Ash v. Continental Insurance Company - Pennsylvania Supreme Court - October 11, 2007
http://www.aopc.org/OpPosting/Supreme/out/J-7-2006mo.pdf
State bad-faith insurance statute, 42 Pa. C.S. 8371, held to resemble tort more than contract and thus come under the two year statute of limitations in 42 Pa. C.S. 5524.
The court rejected plaintiff's argument that because a bad-faith claim involves both tort and contract concepts, like a consumer-protection claim, Gabriel v. O'Hara, 534 A.2d 488 (Pa. Super. 1987), it should come under the catch-all six-year statute of limitations.
The opinion contains an extended discussion of the duty of good faith and fair dealing, which is most often associated with contract claims. The court held that an action for violation of the statutory duty in sec. 8371 is "distinct from the common law cause of action for breach of the contractual duty of good faith" and distinguished the contract cases involving that duty.

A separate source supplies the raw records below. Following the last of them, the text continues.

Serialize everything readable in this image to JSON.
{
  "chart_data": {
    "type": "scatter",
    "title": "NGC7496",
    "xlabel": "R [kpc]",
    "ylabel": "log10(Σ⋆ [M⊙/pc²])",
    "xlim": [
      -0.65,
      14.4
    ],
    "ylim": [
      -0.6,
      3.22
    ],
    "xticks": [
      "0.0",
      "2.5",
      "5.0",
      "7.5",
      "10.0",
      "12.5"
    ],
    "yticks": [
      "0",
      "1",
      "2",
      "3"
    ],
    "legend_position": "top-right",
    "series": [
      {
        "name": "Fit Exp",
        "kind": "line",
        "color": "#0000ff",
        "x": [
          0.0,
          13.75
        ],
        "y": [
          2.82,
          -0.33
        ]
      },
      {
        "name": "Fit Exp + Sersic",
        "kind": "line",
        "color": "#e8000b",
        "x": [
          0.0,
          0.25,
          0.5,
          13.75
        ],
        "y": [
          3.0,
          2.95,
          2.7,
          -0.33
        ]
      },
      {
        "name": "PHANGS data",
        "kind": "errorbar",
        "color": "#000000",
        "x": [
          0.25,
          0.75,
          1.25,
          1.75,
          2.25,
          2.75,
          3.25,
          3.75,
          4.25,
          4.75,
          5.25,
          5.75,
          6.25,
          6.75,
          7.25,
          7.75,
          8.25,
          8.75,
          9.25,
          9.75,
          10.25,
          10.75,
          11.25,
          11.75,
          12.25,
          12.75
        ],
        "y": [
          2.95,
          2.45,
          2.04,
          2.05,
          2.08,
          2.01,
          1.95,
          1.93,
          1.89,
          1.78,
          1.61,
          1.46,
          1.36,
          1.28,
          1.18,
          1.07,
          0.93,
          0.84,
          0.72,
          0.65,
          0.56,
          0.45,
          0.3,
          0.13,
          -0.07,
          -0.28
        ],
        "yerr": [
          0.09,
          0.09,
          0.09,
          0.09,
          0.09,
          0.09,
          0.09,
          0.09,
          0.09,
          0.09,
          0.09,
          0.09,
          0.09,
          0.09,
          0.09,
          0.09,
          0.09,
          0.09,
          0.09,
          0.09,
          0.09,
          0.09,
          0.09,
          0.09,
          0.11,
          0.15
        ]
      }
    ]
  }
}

The court said that "Pennsylvania courts have held that the key difference between tort actions and contract actions is this: ' [t]ort actions lie for breaches imposed by law as a matter of social policy, while contract actions lie only for breaches of duties imposed by mutual consensus agreements between particular individuals....With this distinction in mind, we note the legislature apparently determined the protections afforded by the Unfair Insurance Practices Act [40 P.S. 1171.1 et seq.] were insufficient to curtail bad faith acts by insurers and that it was in the public interest to enact sec. 8371 as an additional protection....Therefore, the duty under sec. 8371 is one imposed by law as a matter of social policy rather than one imposed by mutual consensus, and an action to recover damages for a breach of that duty derives primarily from the law of torts."